Atomistic mechanisms of intermittent plasticity in metals: Dislocation avalanches and defect cluster pinning

TL;DR

This study uses molecular dynamics simulations to reveal how different metals exhibit intermittent plasticity with power-law behaviors, driven by dislocation avalanches and defect pinning, with distinct mechanisms and exponents.

Contribution

It introduces a molecular dynamics approach to observe and analyze the mechanisms of intermittent plasticity and dislocation dynamics in metals, highlighting differences among Ni, Cu, and Al.

Findings

Power-law stress drop and waiting time observed in Ni, Cu, and Al.

Dislocation avalanches cause power-law behavior in Cu and Ni.

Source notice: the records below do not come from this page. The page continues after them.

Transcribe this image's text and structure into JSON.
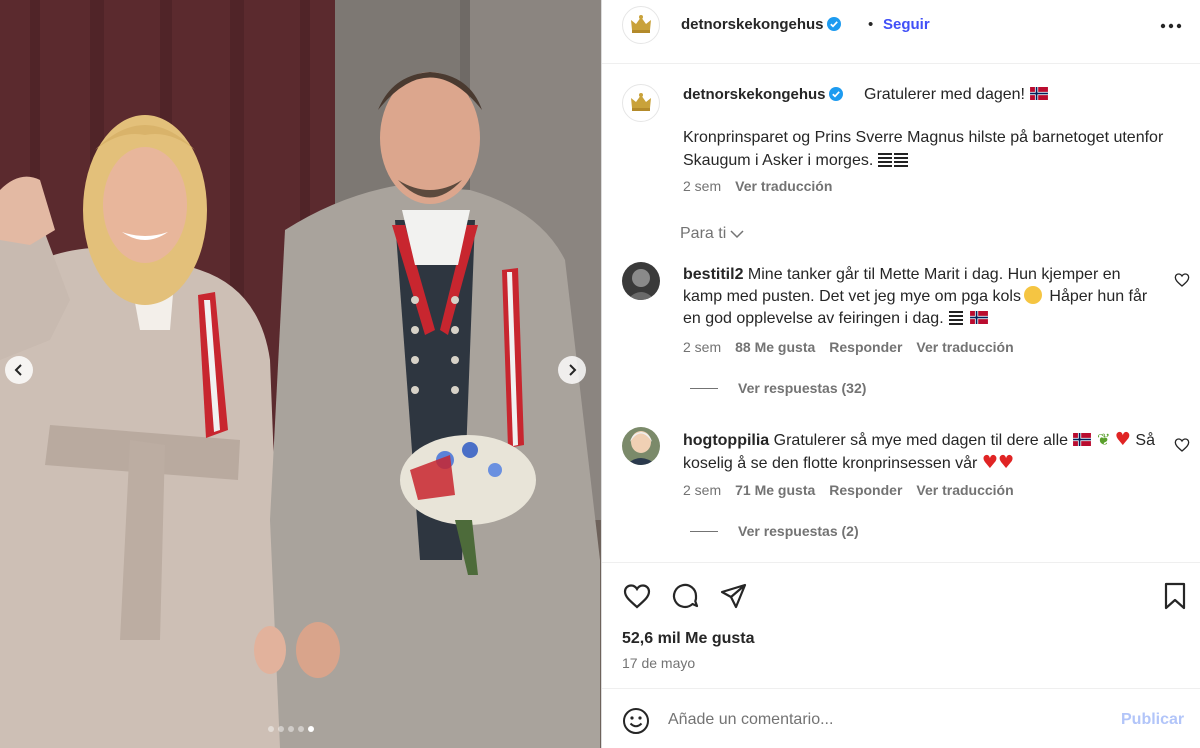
{
  "post": {
    "username": "detnorskekongehus",
    "follow_label": "Seguir",
    "separator": "•",
    "caption_first_line": "Gratulerer med dagen!",
    "caption_body": "Kronprinsparet og Prins Sverre Magnus hilste på barnetoget utenfor Skaugum i Asker i morges.",
    "caption_time": "2 sem",
    "caption_translate": "Ver traducción",
    "for_you_label": "Para ti",
    "likes": "52,6 mil Me gusta",
    "date": "17 de mayo"
  },
  "comments": [
    {
      "username": "bestitil2",
      "text": "Mine tanker går til Mette Marit i dag. Hun kjemper en kamp med pusten. Det vet jeg mye om pga kols",
      "text_tail": "Håper hun får en god opplevelse av feiringen i dag.",
      "time": "2 sem",
      "likes": "88 Me gusta",
      "reply_label": "Responder",
      "translate_label": "Ver traducción",
      "view_replies": "Ver respuestas (32)"
    },
    {
      "username": "hogtoppilia",
      "text": "Gratulerer så mye med dagen til dere alle",
      "text_tail": "Så koselig å se den flotte kronprinsessen vår",
      "time": "2 sem",
      "likes": "71 Me gusta",
      "reply_label": "Responder",
      "translate_label": "Ver traducción",
      "view_replies": "Ver respuestas (2)"
    }
  ],
  "comment_box": {
    "placeholder": "Añade un comentario...",
    "post_label": "Publicar"
  },
  "carousel": {
    "slide_count": 5,
    "active_index": 4
  },
  "icons": {
    "header": [
      "verified-icon",
      "more-options-icon"
    ],
    "actions": [
      "like-icon",
      "comment-icon",
      "share-icon",
      "save-icon"
    ],
    "other": [
      "crown-logo-icon",
      "chevron-down-icon",
      "heart-icon",
      "emoji-icon",
      "chevron-left-icon",
      "chevron-right-icon"
    ]
  },
  "colors": {
    "accent": "#4150f7",
    "post_disabled": "#b2c5f9",
    "muted": "#737373",
    "text": "#262626"
  }
}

Dislocation pinning mechanism in Al leads to different power-law exponents.

Abstract

Intermittent plastic deformation in crystals with power-law behaviors has been reported in previous experimental studies. The power-law behavior is reminiscent of self-organized criticality, and mesoscopic models have been proposed that describe this behavior in crystals. In this letter, we show that intermittent plasticity in metals under tensile deformation can be observed in molecular dynamics models, using embedded atom method potentials for Ni, Cu, and Al. Power-law behaviors of stress drop and waiting time of plastic deformation events are observed. It is shown that power-law behavior is due to dislocation avalanche motions in Cu and Ni. A different mechanism of dislocation pinning is found in Al. These different stress relaxation mechanisms give different power-law exponents. We propose a probabilistic model to describe the novel dislocation motion in Al, and analytically deduce the power-law behavior.